In Israel, Ben-Gurion University of the Negev’s annual innovation day brings engineering students, business-school students, industry leaders, governmental figures and private investors for a full day of innovative scientific, technological and social project presentations, discussions, debates and business meetings. Students are exposed to the scrutiny and the opportunities of the world beyond academia, and industry can look for opportunities to take academic research to the next level of application.

Universities also foster innovation by operating technology transfer offices that help faculty and students commercialize their research applications, develop business research partnerships and forge links with science and technology parks.

Another dimension of constrained university budgets and the increasingly international scope of research is the need to collaborate. Because both Dalhousie and a group of Israeli universities, including Ben-Gurion, have maritime campuses, it made sense for us to partner in the development of a world-class marine science site in Eilat, on the Red Sea. This is expected to become an internationally recognized ocean studies centre that will attract and educate marine scientists from around the world while generating basic, applied and industry-partnered scientific advances.

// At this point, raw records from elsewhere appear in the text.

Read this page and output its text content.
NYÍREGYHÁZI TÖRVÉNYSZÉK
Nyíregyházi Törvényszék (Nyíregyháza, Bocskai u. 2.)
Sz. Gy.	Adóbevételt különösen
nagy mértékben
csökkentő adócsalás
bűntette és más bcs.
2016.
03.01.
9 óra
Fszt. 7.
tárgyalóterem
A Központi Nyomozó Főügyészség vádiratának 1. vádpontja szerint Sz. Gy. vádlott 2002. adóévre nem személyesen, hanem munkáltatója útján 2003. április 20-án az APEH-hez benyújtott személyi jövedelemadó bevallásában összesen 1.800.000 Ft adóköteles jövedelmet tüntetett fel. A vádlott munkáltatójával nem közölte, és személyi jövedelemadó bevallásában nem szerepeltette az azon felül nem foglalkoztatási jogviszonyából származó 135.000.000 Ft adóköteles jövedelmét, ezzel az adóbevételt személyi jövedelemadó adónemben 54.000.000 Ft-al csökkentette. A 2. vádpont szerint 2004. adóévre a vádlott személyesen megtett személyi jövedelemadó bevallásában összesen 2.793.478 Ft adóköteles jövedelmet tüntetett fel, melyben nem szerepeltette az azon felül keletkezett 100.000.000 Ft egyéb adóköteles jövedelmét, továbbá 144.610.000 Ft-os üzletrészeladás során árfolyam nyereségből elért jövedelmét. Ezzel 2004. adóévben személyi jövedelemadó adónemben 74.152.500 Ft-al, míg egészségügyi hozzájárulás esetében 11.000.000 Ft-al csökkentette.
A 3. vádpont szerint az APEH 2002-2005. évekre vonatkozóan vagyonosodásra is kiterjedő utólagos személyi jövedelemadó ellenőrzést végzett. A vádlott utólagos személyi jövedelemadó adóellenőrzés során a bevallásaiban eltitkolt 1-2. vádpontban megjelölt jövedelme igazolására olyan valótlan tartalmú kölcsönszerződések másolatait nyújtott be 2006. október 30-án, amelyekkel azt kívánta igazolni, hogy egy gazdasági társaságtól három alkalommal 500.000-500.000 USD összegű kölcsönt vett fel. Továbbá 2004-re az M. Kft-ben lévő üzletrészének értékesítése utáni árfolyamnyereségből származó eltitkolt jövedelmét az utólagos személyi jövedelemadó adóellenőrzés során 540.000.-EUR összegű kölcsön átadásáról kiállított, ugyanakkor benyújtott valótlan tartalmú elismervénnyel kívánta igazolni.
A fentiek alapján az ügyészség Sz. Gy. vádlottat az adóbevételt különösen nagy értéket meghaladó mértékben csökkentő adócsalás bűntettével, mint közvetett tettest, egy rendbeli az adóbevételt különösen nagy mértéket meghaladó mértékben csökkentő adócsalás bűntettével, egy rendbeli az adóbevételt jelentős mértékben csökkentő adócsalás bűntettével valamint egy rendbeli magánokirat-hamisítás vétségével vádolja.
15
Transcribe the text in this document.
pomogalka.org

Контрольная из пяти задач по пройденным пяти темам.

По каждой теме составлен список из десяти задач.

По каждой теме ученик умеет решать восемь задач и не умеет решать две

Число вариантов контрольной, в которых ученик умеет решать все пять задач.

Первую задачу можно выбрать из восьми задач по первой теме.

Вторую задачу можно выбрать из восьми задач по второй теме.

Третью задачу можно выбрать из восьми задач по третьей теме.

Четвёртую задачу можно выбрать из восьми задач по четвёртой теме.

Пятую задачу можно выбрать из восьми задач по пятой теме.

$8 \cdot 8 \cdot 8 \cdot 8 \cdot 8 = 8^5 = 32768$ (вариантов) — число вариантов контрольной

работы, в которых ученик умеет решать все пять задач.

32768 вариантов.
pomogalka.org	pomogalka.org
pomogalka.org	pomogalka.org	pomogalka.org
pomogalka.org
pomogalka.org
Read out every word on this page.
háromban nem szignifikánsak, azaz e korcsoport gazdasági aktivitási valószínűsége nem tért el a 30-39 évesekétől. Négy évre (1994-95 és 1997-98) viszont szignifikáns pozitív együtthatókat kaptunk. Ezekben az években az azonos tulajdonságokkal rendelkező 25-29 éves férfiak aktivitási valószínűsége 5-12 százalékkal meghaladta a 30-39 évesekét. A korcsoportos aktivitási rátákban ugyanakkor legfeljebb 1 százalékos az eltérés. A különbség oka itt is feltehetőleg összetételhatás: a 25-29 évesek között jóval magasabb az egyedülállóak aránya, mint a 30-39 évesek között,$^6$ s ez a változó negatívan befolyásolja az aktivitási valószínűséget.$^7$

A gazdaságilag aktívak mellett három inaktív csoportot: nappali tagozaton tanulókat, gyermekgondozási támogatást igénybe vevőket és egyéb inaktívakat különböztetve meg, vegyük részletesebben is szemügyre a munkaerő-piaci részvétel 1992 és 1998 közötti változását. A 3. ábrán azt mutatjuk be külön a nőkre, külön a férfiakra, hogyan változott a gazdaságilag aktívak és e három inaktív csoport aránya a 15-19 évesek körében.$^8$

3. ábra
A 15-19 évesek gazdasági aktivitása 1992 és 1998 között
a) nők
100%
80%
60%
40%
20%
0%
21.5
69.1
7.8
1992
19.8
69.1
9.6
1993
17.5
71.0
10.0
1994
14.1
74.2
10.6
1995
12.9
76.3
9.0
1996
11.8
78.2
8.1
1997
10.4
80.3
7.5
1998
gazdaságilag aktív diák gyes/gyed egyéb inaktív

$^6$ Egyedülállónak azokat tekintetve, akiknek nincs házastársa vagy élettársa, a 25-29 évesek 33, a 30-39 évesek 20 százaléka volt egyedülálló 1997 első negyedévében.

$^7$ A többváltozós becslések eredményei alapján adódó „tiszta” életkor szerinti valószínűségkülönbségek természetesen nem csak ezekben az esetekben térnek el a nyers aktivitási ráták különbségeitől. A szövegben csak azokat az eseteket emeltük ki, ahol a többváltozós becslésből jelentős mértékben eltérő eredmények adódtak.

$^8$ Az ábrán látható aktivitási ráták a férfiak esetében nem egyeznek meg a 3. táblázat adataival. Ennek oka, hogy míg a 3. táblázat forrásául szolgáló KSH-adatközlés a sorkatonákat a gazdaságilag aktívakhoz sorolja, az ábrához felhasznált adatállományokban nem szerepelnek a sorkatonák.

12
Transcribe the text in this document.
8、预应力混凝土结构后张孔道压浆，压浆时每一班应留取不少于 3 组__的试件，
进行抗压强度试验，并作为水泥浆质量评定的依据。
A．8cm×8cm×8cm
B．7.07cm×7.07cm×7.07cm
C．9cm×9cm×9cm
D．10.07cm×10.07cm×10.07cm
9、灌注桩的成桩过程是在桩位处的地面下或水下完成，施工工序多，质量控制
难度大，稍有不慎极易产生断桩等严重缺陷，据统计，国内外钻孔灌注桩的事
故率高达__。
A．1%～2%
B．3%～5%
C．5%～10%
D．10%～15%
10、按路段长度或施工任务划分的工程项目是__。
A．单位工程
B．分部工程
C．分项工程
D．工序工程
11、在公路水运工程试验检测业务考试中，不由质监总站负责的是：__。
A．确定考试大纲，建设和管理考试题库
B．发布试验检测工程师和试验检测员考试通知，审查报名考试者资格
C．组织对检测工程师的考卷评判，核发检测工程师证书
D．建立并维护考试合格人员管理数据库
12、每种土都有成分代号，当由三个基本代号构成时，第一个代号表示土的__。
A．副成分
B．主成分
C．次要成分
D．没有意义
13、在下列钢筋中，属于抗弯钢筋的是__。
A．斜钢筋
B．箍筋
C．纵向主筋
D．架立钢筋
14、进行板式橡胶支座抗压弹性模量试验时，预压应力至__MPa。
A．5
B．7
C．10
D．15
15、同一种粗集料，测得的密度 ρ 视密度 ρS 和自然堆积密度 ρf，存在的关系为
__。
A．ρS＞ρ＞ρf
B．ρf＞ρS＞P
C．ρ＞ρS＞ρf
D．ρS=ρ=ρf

The Canadian and Israeli governments, supported by philanthropists and industries, encourage such connections through the funding of collaborations that help researchers and their students pursue research initiatives across sectors and across borders. The need to understand massive, rapidly accelerating change is why advanced countries need to invest together in basic research and higher education. It will lead to future opportunities for industry and innovation.

New discoveries and applications, small or revolutionary, begin with basic research. From curiosity about glowing jellyfish to new tools for brain mapping – that’s the path of innovation. And that’s why universities and their partners must continue to nurture the essence of foundational research at the very beginning of the innovation continuum.